The VCFI is the index created by the Port Authority of Valencia to reflect the evolution of the market rates for the export of full containers by sea from Valenciaport. VCFI stands for Valencia Containerised Freight Index. This index will serve shippers as a tool to predict the evolution of freight rates within their markets of interest, which is a key determinant of the cost of their export operations. On the other hand, it will also be useful for operators that offer such services, providing a benchmark for the evolution of their own freight rates and those on the market.

 

The Valencia Containerised Freight Index (VCFI) recorded a monthly increase of 6.83% in February to stand at 1,678.60 points, the highest figure recorded since the start of the series in January 2018. The dynamic performance of maritime traffic from September 2020 is leading to a scarcity of empty containers on the market, making it difficult to reserve spaces on vessels, and the increase in freights. Rising fuel prices, a trend that began late last year, is also having an impact. In this scenario, all areas analysed by the VCFI, except one, have seen freights rise in the second month of the year.

With regard to global demand, January (latest data available) saw a return to growth, mainly due to the push in cargo at Chinese ports according to the RWI/ISL study compiled by the Leibniz Institute for Economic Research. For February however, coinciding with the Chinese New Year (from 11 to 17 February), analysts estimate a reduction in commercial activity, which will affect demand and supply of capacity on the maritime transport market, although to a lesser extent than previous years. What’s more, the World Trade Organization’s Good Trade Barometer indicates that, after the growth of international trade in the second half of 2020, the first quarter of this year will show signs of a slowdown in some components such as export orders and automobile sector products. Nevertheless, and according to the WTO report, maritime transport activity continues to grow from the start of the year. This surge in trade via maritime traffic from September 2020 is leading to a scarcity of empty container capacity on the market, making it difficult to reserve spaces on vessels, and placing further upward pressure freights.

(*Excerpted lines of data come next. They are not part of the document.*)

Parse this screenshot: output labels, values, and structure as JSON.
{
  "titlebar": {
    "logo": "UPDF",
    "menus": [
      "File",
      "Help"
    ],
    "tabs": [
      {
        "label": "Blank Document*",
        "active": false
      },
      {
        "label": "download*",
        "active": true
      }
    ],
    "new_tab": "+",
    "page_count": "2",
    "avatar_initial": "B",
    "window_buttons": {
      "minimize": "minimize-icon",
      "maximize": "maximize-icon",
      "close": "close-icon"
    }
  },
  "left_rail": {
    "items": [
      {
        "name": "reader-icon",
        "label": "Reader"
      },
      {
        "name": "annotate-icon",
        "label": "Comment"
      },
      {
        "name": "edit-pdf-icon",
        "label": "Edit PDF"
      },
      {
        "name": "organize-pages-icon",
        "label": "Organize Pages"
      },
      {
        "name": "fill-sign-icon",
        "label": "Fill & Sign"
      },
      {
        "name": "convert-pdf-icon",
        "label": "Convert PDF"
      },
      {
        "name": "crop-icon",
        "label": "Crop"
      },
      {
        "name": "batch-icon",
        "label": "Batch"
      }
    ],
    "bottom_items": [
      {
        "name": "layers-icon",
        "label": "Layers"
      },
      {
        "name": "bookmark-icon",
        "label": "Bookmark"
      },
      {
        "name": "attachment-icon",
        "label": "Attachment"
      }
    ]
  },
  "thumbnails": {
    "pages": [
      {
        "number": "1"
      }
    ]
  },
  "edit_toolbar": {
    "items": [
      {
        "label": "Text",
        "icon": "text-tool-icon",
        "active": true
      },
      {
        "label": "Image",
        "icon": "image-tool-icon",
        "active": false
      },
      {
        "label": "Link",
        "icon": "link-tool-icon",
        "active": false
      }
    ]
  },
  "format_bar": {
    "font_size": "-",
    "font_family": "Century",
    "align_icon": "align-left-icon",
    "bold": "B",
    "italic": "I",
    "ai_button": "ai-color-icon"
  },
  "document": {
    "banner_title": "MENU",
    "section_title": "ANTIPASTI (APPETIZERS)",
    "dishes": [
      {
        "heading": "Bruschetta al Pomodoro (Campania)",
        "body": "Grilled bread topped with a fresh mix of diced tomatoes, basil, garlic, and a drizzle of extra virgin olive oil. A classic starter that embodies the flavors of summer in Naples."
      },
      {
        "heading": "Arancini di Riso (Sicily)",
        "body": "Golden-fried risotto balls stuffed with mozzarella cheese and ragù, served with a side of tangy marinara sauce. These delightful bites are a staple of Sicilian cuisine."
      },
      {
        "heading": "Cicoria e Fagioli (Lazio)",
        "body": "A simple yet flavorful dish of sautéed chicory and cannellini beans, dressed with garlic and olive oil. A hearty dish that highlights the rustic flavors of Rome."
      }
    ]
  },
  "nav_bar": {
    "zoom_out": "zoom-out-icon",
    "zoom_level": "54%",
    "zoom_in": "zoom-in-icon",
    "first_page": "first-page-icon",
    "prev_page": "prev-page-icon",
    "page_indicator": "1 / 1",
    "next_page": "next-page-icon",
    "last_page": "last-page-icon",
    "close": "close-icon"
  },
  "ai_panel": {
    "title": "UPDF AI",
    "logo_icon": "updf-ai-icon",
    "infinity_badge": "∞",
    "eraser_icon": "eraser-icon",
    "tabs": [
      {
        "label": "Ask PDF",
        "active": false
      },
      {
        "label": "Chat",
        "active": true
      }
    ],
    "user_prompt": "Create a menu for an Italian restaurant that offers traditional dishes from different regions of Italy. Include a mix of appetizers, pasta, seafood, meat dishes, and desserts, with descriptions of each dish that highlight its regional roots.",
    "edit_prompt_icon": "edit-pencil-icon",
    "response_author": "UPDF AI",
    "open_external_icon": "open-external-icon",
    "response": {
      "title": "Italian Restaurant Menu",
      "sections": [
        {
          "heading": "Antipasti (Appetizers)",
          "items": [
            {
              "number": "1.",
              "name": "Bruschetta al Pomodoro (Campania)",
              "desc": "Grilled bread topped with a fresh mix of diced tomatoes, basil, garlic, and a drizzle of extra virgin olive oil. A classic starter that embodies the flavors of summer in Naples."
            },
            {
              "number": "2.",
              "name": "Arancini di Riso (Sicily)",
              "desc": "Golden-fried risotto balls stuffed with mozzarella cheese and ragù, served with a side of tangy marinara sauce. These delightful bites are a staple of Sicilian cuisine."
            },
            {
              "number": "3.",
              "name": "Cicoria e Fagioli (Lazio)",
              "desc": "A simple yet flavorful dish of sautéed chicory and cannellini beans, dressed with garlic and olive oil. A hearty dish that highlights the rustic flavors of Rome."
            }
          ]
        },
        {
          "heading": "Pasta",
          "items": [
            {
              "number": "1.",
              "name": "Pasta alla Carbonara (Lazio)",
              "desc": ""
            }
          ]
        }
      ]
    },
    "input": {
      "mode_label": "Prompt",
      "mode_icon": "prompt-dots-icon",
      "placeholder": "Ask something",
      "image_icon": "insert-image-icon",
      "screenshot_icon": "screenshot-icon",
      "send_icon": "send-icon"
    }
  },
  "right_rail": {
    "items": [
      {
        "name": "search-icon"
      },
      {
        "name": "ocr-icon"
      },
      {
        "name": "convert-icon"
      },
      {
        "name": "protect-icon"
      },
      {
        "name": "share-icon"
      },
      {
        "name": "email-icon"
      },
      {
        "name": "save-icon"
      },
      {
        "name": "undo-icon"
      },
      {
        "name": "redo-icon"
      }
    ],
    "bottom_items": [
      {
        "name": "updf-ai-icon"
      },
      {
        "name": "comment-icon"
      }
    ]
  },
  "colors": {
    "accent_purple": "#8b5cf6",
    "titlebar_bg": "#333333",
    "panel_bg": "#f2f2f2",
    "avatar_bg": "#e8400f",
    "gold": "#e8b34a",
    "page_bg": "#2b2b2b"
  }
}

In February the idle fleet remained at very low levels, 2.2% of the active vessel total at the start of the month, rising slightly to 2.4% around the middle of the month due to the Chinese New Year holiday. If we only take into account those vessels inactive for commercial reasons, the figure falls to 1.1% in mid-February, with the rest on account of repairs, maintenance, etc. according to data from Alphaliner. Despite these low levels, difficulties remain when it comes to contracting slots on vessels.

Another aspect of rising freights is the trend of rising oil prices which began in October 2020.  The price of European Brent in February was 62.28 dollars per barrel, 13.71% higher than in January. Bunkering values have performed similarly since the last quarter of 2002, rising ever-closer each month to the prices seen in late 2019.

In terms of geographic areas, all those analysed by the VCFI saw freights increase with the exception of Pacific Latin America, which fell -2.70%. The busiest areas were United State and Canada (+12.90%), Central America and the Caribbean (+6.95%), Africa West Coast (+3.43%) and Eastern Mediterranean (+3.06%). The case of the United States is worth highlighting. Congestion problems persist at some of the principal ports, causing a negative effect on supply chains. Some port market analysts point to collapses in some southern California ports, leading to delays of 7 to 10 days in unloading cargo. This combined with the lack of capacity and empty containers is placing upward pressure on freights with destinations in those ports.

VCFI Western Mediterranean

With regard to the Western Mediterranean Sub-Index, it saw an increase of 5.98% to stand at 1,218.86 points. That makes it three consecutive months of strong increases (11.68% in December 2020 and 3.05% in January 2021). This trend is influenced by the global context of lack of volume and empty containers, and the increase in export traffic from Valenciaport to Morocco and Algeria late last year.

VCFI Far East

February saw the growth rate of the Far East Sub-index slow somewhat to 2.18%, recording seven consecutive months of growth to stand at 2,943.25 points. The Chinese New Year and the effect it has on production chains and international trade seems to be the factor behind this moderate slowdown. The holiday usually leads to an increase in the global idle fleet, but the lack of capacity has seen vessels remain active. As Alphaliner also points out, some factories implemented “flexible” closure dates while others planned to remain open and continue to ship orders from China, making for an expected impact below that of previous years.